Thursday, May 17, 2012

Sexuality in the Decemberists's Songs

I like this kinda pretentious indie rock band called The Decemberists. Seeing them in concert was one of the highlights of last year's summer. As I was listening to them today I got to thinking about how they portray sexuality in their music. They're the kind of band that writes songs about all kinds of epic, dramatic things, especially murder and rape and revenge--very 19th century in some ways. One of my favorite songs of theirs is also about a rape. But to their credit, they have songs about consensual sex as well. I'd like to discuss both, so first off, take a listen to "The Landlord's Daughter" from The Crane Wife

This song is exciting and thrilling.
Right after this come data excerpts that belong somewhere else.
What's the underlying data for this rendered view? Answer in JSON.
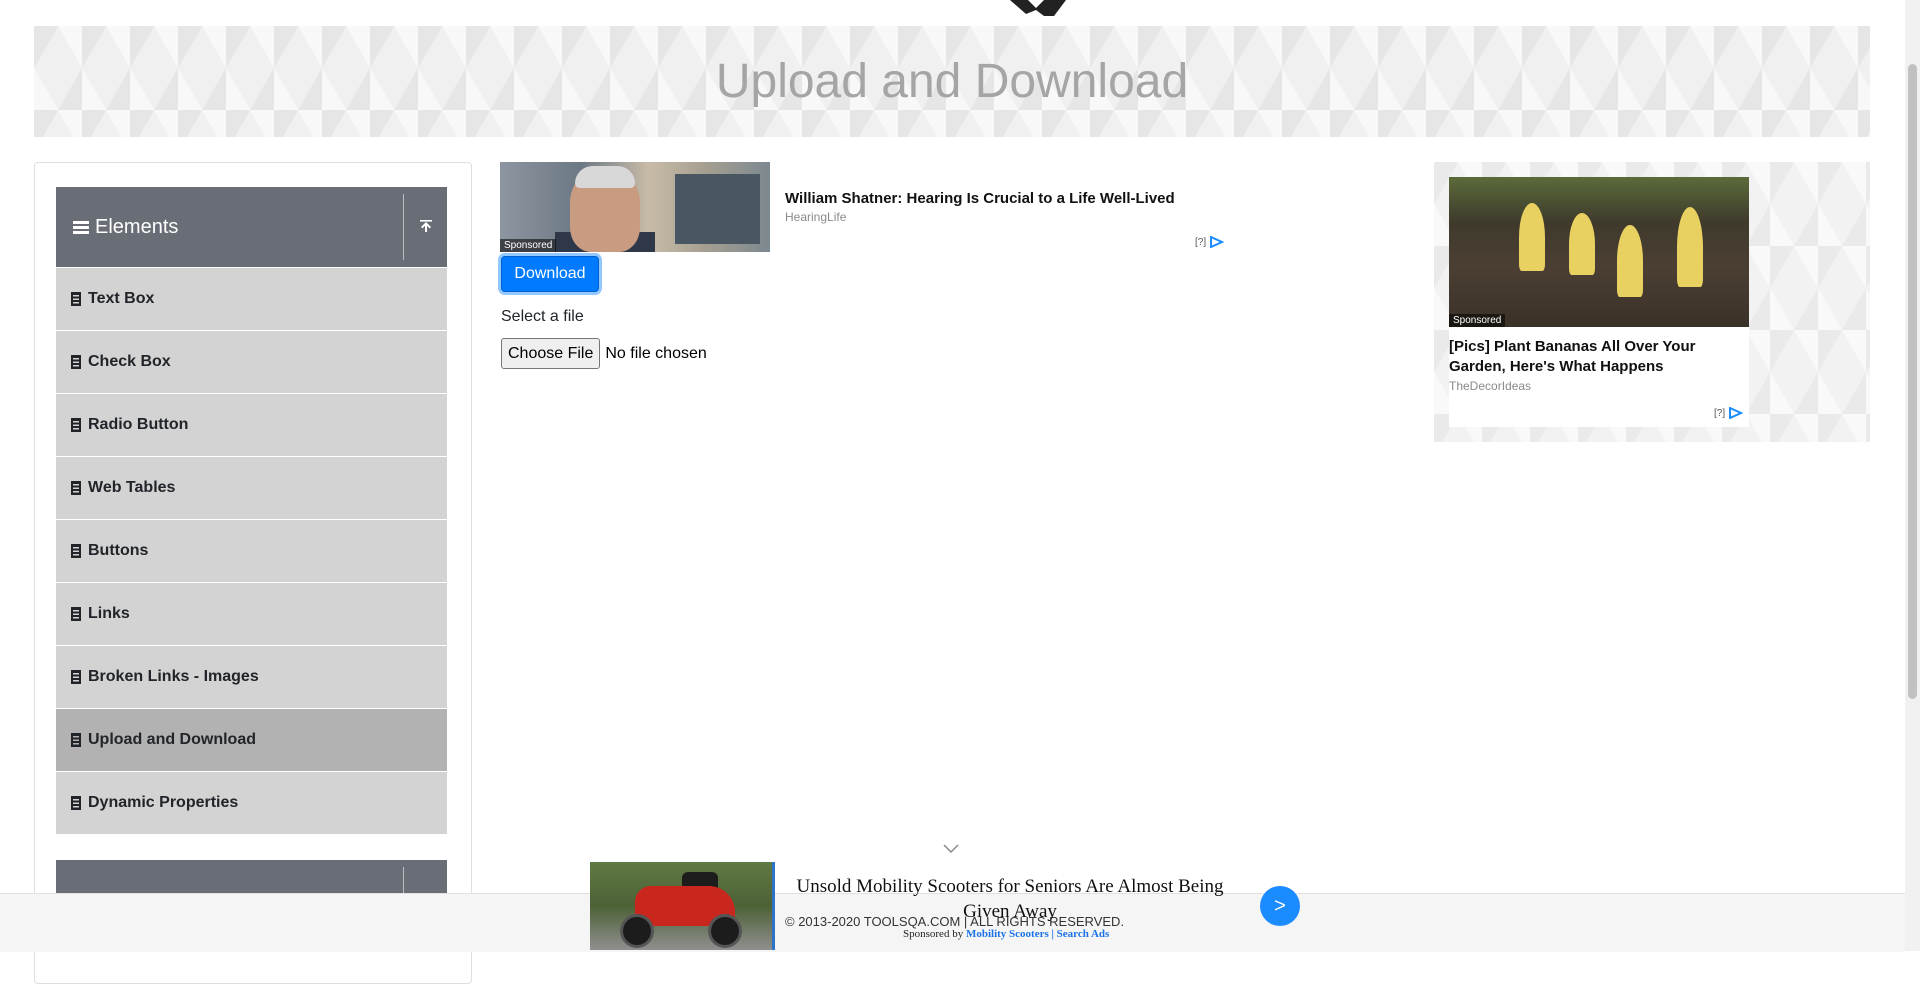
{
  "page": {
    "title": "Upload and Download"
  },
  "sidebar": {
    "group_title": "Elements",
    "items": [
      {
        "label": "Text Box"
      },
      {
        "label": "Check Box"
      },
      {
        "label": "Radio Button"
      },
      {
        "label": "Web Tables"
      },
      {
        "label": "Buttons"
      },
      {
        "label": "Links"
      },
      {
        "label": "Broken Links - Images"
      },
      {
        "label": "Upload and Download",
        "active": true
      },
      {
        "label": "Dynamic Properties"
      }
    ]
  },
  "ad_top": {
    "title": "William Shatner: Hearing Is Crucial to a Life Well-Lived",
    "source": "HearingLife",
    "sponsored": "Sponsored",
    "choices": "[?]"
  },
  "main": {
    "download_label": "Download",
    "select_label": "Select a file",
    "choose_file_label": "Choose File",
    "file_status": "No file chosen"
  },
  "ad_right": {
    "title": "[Pics] Plant Bananas All Over Your Garden, Here's What Happens",
    "source": "TheDecorIdeas",
    "sponsored": "Sponsored",
    "choices": "[?]"
  },
  "bottom_ad": {
    "title": "Unsold Mobility Scooters for Seniors Are Almost Being Given Away",
    "cta": ">",
    "sponsored_by": "Sponsored by",
    "sponsor_links": "Mobility Scooters | Search Ads"
  },
  "footer": {
    "text": "© 2013-2020 TOOLSQA.COM | ALL RIGHTS RESERVED."
  },
  "colors": {
    "accent": "#007bff",
    "sidebar_header": "#696e76",
    "menu_item": "#d3d3d3",
    "menu_active": "#b2b2b2"
  }
}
It switches between major and minor chords, which maybe is a good depiction for something exciting but also wrong ("I produced my pistol, then my saber"). The lyrics pound out in iambic pentameter, and the song ends with a bang (gunshot). Immediately following is a somber song about burying a dead person, which wraps the violence up with some more appropriate somberness. Still, I feel guilty enjoying this song. Does it celebrate violence against women? Is it merely capturing the thrill that comes from that sort of violence?

In contrast to this predator-prey relationship, the couple in The Hazards of Love has a consensual love relationship. The song "Won't Want for Love" examines the longing Margaret has for her lover:

Margaret pleads with the forest to make it easier for her to see her lover, complaining that "the wood's all growing thick and fast around," acting as a metaphor for her growing need to see her lover (sexual and otherwise). Notably, the excitement isn't violent and demanding, but constant and dully urgent, like the bass's constant pulsing. Margaret acknowledges she is pregnant, but assures her lover that "all this stirring inside my belly won't quell my want for love." It's taboo enough to talk about women's sexual desires, but to acknowledge that a pregnant woman might still want some lovin'--that's what I like about the Decemberists. 

The bedroom scene depicted in "Isn't it a Lovely Night" from the same album is also refreshingly family-oriented. It focuses not just on "our breaths so switftly lifting from our chests" but also "Isn't it a lovely way we got in from our play / isn't it a babe? A sweet little baby." 

I like that there are popular songs about sex that aren't just about having a poker face or calling me babe, that acknowledge female sexuality as well as male sexuality. And I still don't really know what to feel about "The Landlord's Daughter."